Em uma medida significativa para a inclusão, a Comissão de Defesa dos Direitos das Pessoas com Deficiência da Câmara dos Deputados aprovou, em 1º de setembro, um projeto de lei que prioriza o atendimento remoto acessível para pessoas com deficiência e idosos. A iniciativa visa facilitar o acesso a serviços públicos quando o deslocamento físico se torna um obstáculo excessivo ou injustificado.

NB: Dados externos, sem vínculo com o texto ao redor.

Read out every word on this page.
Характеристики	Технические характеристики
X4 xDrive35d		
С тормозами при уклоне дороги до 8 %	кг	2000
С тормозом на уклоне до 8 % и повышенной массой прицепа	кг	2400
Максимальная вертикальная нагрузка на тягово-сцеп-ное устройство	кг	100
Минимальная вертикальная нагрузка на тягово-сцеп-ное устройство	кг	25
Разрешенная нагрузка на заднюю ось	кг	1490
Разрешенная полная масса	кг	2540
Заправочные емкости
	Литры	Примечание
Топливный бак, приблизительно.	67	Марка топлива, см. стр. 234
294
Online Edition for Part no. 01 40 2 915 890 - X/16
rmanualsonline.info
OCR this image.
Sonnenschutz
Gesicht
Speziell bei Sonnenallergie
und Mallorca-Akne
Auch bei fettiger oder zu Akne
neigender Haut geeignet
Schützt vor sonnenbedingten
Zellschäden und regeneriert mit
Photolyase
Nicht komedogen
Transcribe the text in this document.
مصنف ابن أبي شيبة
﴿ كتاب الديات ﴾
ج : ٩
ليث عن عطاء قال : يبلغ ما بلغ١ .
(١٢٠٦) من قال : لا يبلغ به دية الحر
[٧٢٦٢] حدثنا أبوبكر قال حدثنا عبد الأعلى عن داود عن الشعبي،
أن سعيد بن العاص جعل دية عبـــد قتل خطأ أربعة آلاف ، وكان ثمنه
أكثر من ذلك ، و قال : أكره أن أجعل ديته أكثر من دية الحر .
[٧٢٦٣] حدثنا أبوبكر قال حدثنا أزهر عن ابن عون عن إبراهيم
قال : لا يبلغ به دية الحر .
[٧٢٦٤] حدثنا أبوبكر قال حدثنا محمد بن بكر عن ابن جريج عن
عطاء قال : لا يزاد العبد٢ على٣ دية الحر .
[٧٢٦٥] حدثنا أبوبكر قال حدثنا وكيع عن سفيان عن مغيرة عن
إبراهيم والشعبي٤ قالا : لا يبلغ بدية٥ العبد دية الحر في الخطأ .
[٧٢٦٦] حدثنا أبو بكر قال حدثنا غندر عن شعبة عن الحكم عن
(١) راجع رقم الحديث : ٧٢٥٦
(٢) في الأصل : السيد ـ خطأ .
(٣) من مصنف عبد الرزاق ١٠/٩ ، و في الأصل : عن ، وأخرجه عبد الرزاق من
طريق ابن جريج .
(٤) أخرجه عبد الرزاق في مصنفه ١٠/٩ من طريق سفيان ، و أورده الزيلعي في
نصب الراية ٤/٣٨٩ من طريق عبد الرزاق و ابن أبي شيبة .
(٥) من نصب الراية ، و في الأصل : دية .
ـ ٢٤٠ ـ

A proposta complementa a atual Lei Brasileira de Inclusão, que já proíbe a exigência de comparecimento presencial para pessoas com deficiência em casos de dificuldade de locomoção. Contudo, a legislação vigente foca no atendimento domiciliar, sem dar prioridade explícita aos canais remotos.
Aprimorando a acessibilidade
A versão aprovada, relatada pelo deputado Rodrigo Rollemberg (PSB-DF), refere-se ao Projeto de Lei 1253/26, originalmente apresentado pelo deputado Helder Salomão (PT-ES). Rollemberg enfatiza que a medida tem como objetivo primordial ampliar o acesso aos serviços públicos, eliminando barreiras físicas e burocráticas.
Conforme destacado pelo relator, "o atendimento remoto deve ser disponibilizado como alternativa acessível, sempre que compatível com a prática do ato, sem se converter em imposição digital à pessoa com deficiência". Essa ressalva busca garantir que a digitalização não crie novas exclusões.
É fundamental ressaltar que o substitutivo aprovado assegura que a implementação do atendimento remoto não invalida o direito ao atendimento presencial acessível. Da mesma forma, a consulta domiciliar permanece como opção válida quando for necessária ou expressamente preferida pela pessoa com deficiência ou idoso.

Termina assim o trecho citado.